Years ago, when I started blogging, I intended to post some sort of reflection at least three days a week. My secret goal was even more demanding: to take the advice of master marketer Seth Godin who says that it’s best to post each day. He encourages bloggers to practice the discipline of showing up regularly and offering generously whatever gifts one might have. He thinks that persistent practice and steady “shipping” is the surest way for a bloggers to make a meaningful contribution to those folks who might choose to read and also to discover their own distinctive voices.
Though I think Godin is right, I’ve never managed to post each day of a week, and it’s been a long time since I posted more than once in seven days. It has been ten days since I wrote about “downsizing.” I’ve started and discarded several posts, saved a few drafts for further editing, and made notes about ways to enrich and refresh the writing I do on this site.
Nothing, though, felt “post-worthy,” so I’m going meta and writing this post about the difficulty I’ve had with writing a post (That means, I suppose, that I’m post-modern, even though I lack something post-worthy).
For a long time, I wrote about the joys and challenges of leading a faith-community. After I left the pastorate of First Baptist Church of Asheville in January of 2015, I lost the context, the prompts, and much of the energy for that kind of writing.
I’m still, of course, intrigued by how faith and culture(s) interact, about how love and grace transform us into our best and truest selves, and about how to live courageously and faithfully as followers of Jesus in the shadows of empire.
In early February of 2014, I began another site to trace my journey with cancer, its treatment, and the diminishments they bring and the lessons they teach.
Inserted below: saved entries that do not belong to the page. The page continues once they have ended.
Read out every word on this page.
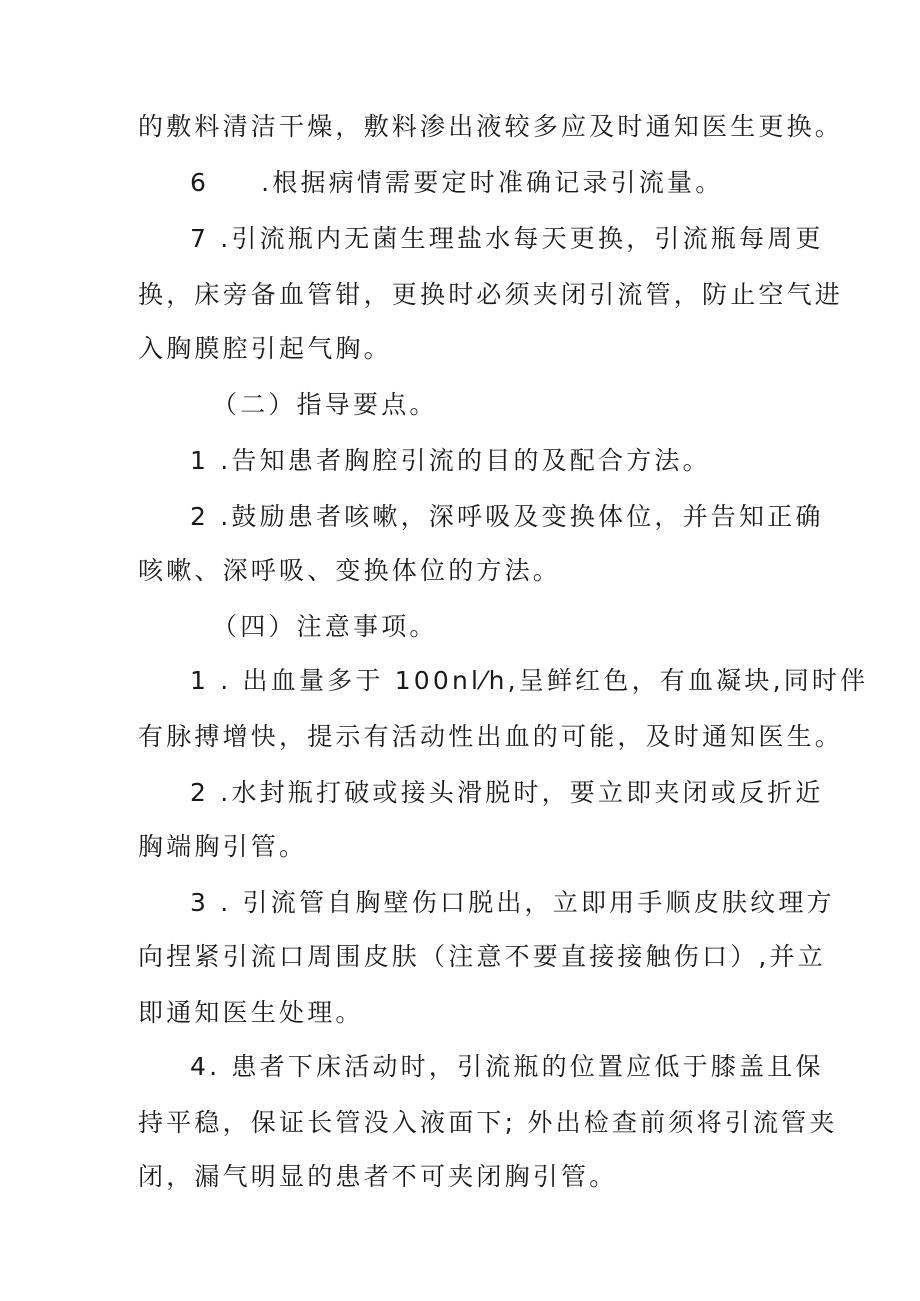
的敷料清洁干燥，敷料渗出液较多应及时通知医生更换。
6 .根据病情需要定时准确记录引流量。
7 .引流瓶内无菌生理盐水每天更换，引流瓶每周更
换，床旁备血管钳，更换时必须夹闭引流管，防止空气进
入胸膜腔引起气胸。
（二）指导要点。
1 .告知患者胸腔引流的目的及配合方法。
2 .鼓励患者咳嗽，深呼吸及变换体位，并告知正确
咳嗽、深呼吸、变换体位的方法。
（四）注意事项。
1 . 出血量多于 100nl⁄h,呈鲜红色，有血凝块,同时伴
有脉搏增快，提示有活动性出血的可能，及时通知医生。
2 .水封瓶打破或接头滑脱时，要立即夹闭或反折近
胸端胸引管。
3 . 引流管自胸壁伤口脱出，立即用手顺皮肤纹理方
向捏紧引流口周围皮肤（注意不要直接接触伤口）,并立
即通知医生处理。
4. 患者下床活动时，引流瓶的位置应低于膝盖且保
持平稳，保证长管没入液面下; 外出检查前须将引流管夹
闭，漏气明显的患者不可夹闭胸引管。
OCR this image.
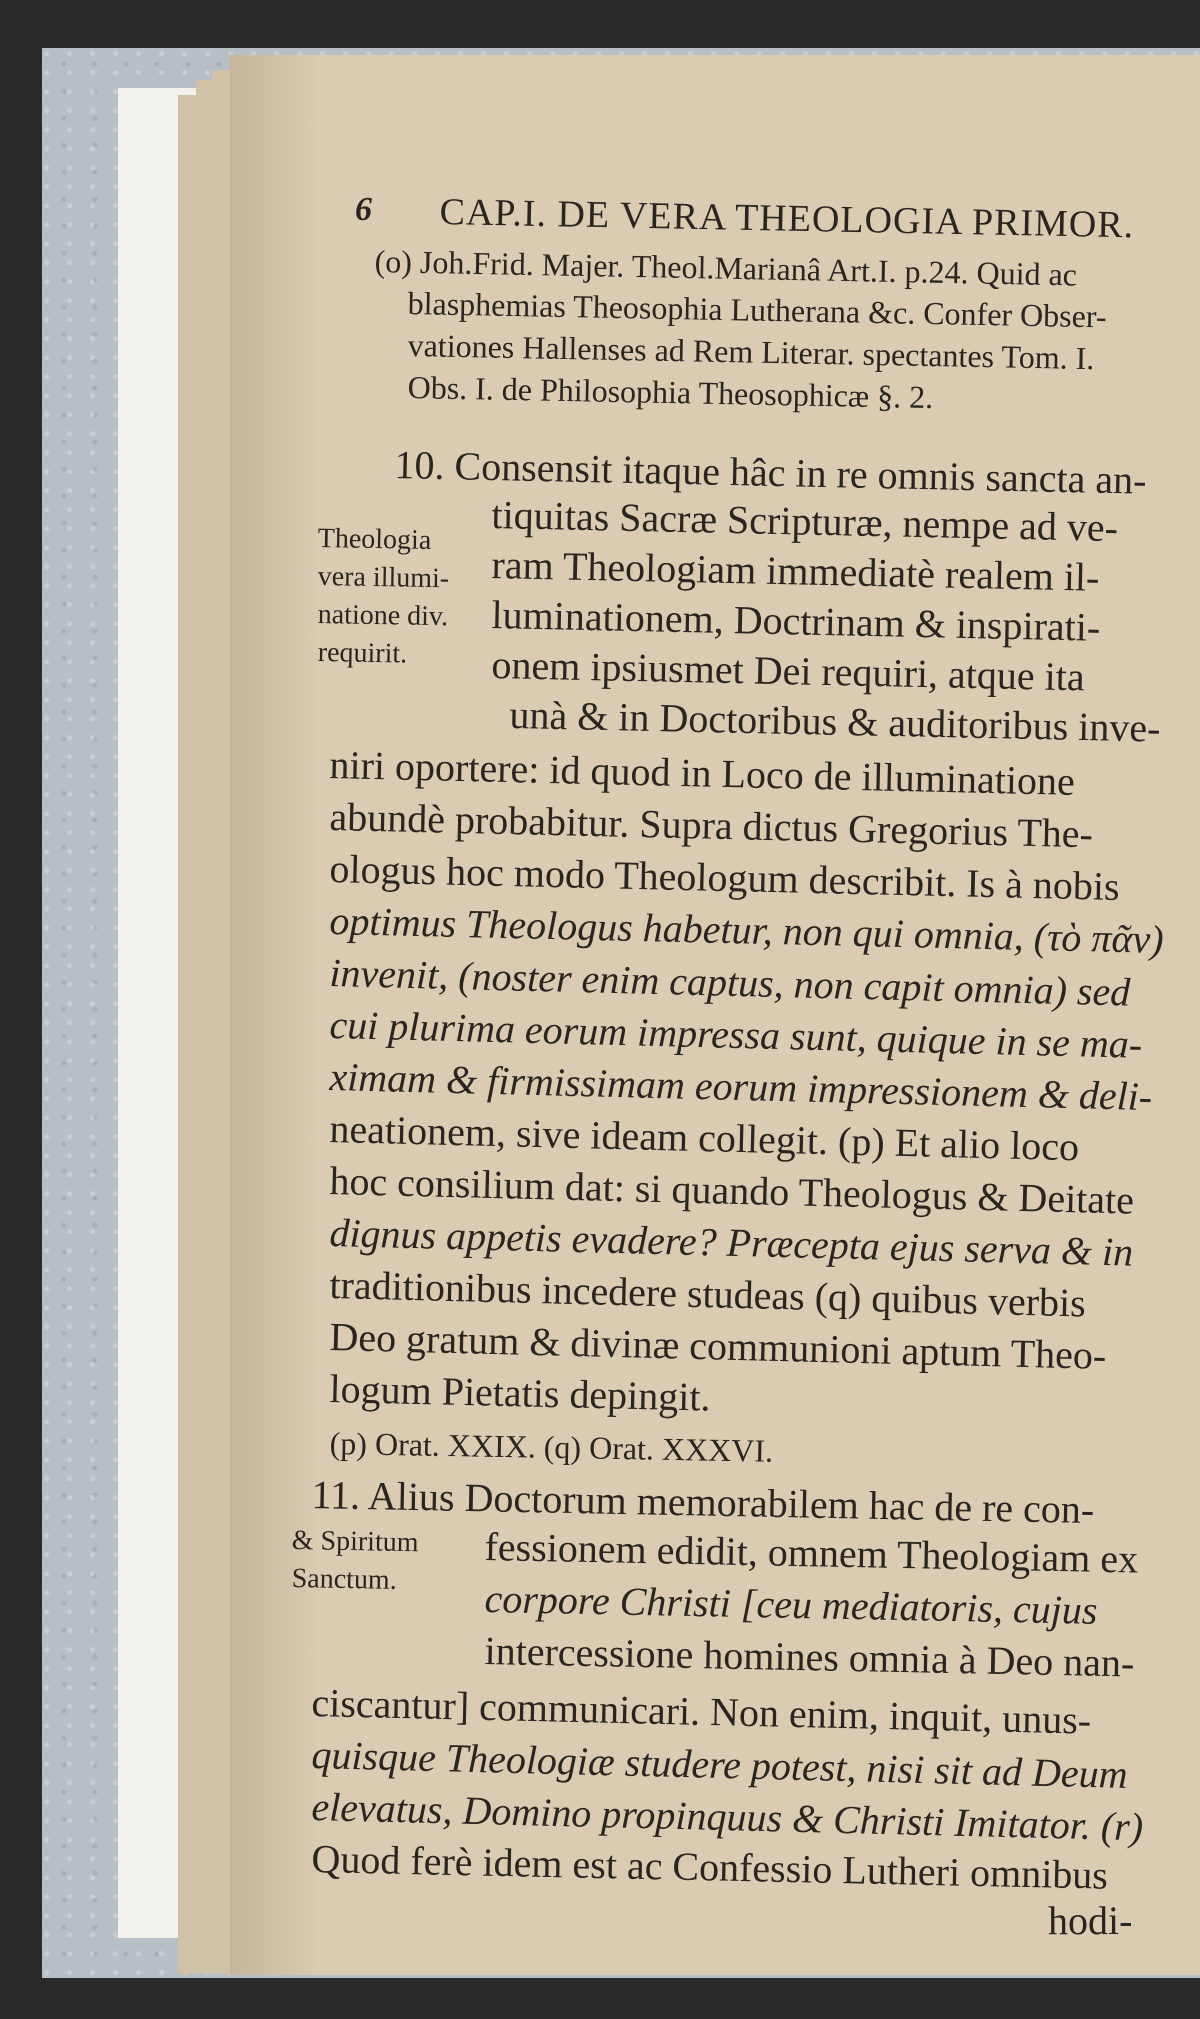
6 CAP.I. DE VERA THEOLOGIA PRIMOR.
(o) Joh.Frid. Majer. Theol.Marianâ Art.I. p.24. Quid ac
blasphemias Theosophia Lutherana &c. Confer Obser-
vationes Hallenses ad Rem Literar. spectantes Tom. I.
Obs. I. de Philosophia Theosophicæ §. 2.
Theologia
vera illumi-
natione div.
requirit.
10. Consensit itaque hâc in re omnis sancta an-
tiquitas Sacræ Scripturæ, nempe ad ve-
ram Theologiam immediatè realem il-
luminationem, Doctrinam & inspirati-
onem ipsiusmet Dei requiri, atque ita
unà & in Doctoribus & auditoribus inve-
niri oportere: id quod in Loco de illuminatione
abundè probabitur. Supra dictus Gregorius The-
ologus hoc modo Theologum describit. Is à nobis
optimus Theologus habetur, non qui omnia, (τὸ πᾶν)
invenit, (noster enim captus, non capit omnia) sed
cui plurima eorum impressa sunt, quique in se ma-
ximam & firmissimam eorum impressionem & deli-
neationem, sive ideam collegit. (p) Et alio loco
hoc consilium dat: si quando Theologus & Deitate
dignus appetis evadere? Præcepta ejus serva & in
traditionibus incedere studeas (q) quibus verbis
Deo gratum & divinæ communioni aptum Theo-
logum Pietatis depingit.
(p) Orat. XXIX. (q) Orat. XXXVI.
& Spiritum
Sanctum.
11. Alius Doctorum memorabilem hac de re con-
fessionem edidit, omnem Theologiam ex
corpore Christi [ceu mediatoris, cujus
intercessione homines omnia à Deo nan-
ciscantur] communicari. Non enim, inquit, unus-
quisque Theologiæ studere potest, nisi sit ad Deum
elevatus, Domino propinquus & Christi Imitator. (r)
Quod ferè idem est ac Confessio Lutheri omnibus
hodi-
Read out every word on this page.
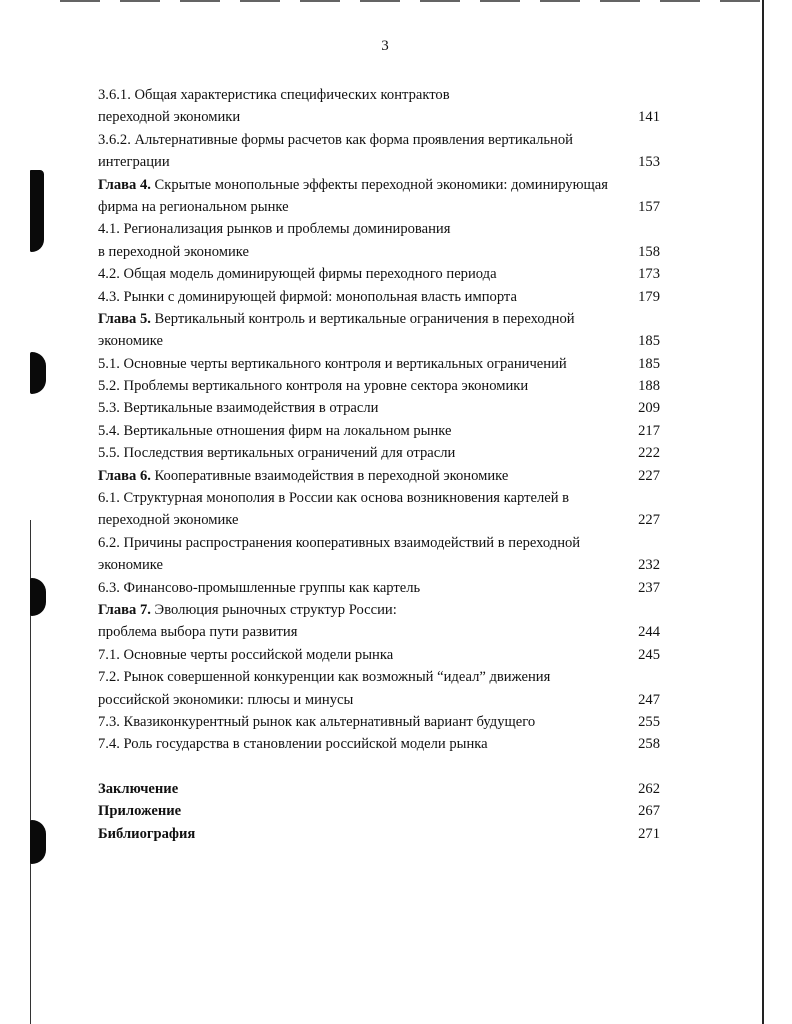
3
3.6.1. Общая характеристика специфических контрактов
переходной экономики	141
3.6.2. Альтернативные формы расчетов как форма проявления вертикальной
интеграции	153
Глава 4. Скрытые монопольные эффекты переходной экономики: доминирующая
фирма на региональном рынке	157
4.1. Регионализация рынков и проблемы доминирования
в переходной экономике	158
4.2. Общая модель доминирующей фирмы переходного периода	173
4.3. Рынки с доминирующей фирмой: монопольная власть импорта	179
Глава 5. Вертикальный контроль и вертикальные ограничения в переходной
экономике	185
5.1. Основные черты вертикального контроля и вертикальных ограничений	185
5.2. Проблемы вертикального контроля на уровне сектора экономики	188
5.3. Вертикальные взаимодействия в отрасли	209
5.4. Вертикальные отношения фирм на локальном рынке	217
5.5. Последствия вертикальных ограничений для отрасли	222
Глава 6. Кооперативные взаимодействия в переходной экономике	227
6.1. Структурная монополия в России как основа возникновения картелей в
переходной экономике	227
6.2. Причины распространения кооперативных взаимодействий в переходной
экономике	232
6.3. Финансово-промышленные группы как картель	237
Глава 7. Эволюция рыночных структур России:
проблема выбора пути развития	244
7.1. Основные черты российской модели рынка	245
7.2. Рынок совершенной конкуренции как возможный “идеал” движения
российской экономики: плюсы и минусы	247
7.3. Квазиконкурентный рынок как альтернативный вариант будущего	255
7.4. Роль государства в становлении российской модели рынка	258
Заключение	262
Приложение	267
Библиография	271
I haven’t updated it since April of 2015.
It seemed important to have a separate cancer site, so that people could easily avoid, if they so chose, reading about the dreary world of labs, chemotherapy, fatigue, and pain.
Candidly, I also didn’t want to be “the cancer-guy/Guy.” It was hard to be sick in public, but my role left me little choice. It was—and is—difficult to write about increasing vulnerability, the steady loss of the illusion of control, and the ways in which my faith is becoming less settled but more vital. Since mid-winter, I’ve felt a tightening of personal limits, and I don’t like admitting that fact, even to myself.
There isn’t a crisis. The cancer remains relatively stable. Teaching at the university is good, and I’m grateful to be interim pastor of Calvary Baptist Church in West Asheville. I play racquetball, occasionally run on the treadmill, and regularly walk or hike for long distances. I have a couple of writing projects. I have a full life, and I’m so grateful.
However, I need to learn a skill that I’ve flunked learning, despite repeated resolutions: the skill of matching more wisely my capacity and my commitments—of living more intentionally with a sense of margin, with interludes of rest, and with time for “being.”
And, I want to shift the focus and broaden the dimensions of this blog. I welcome any suggestions you might have.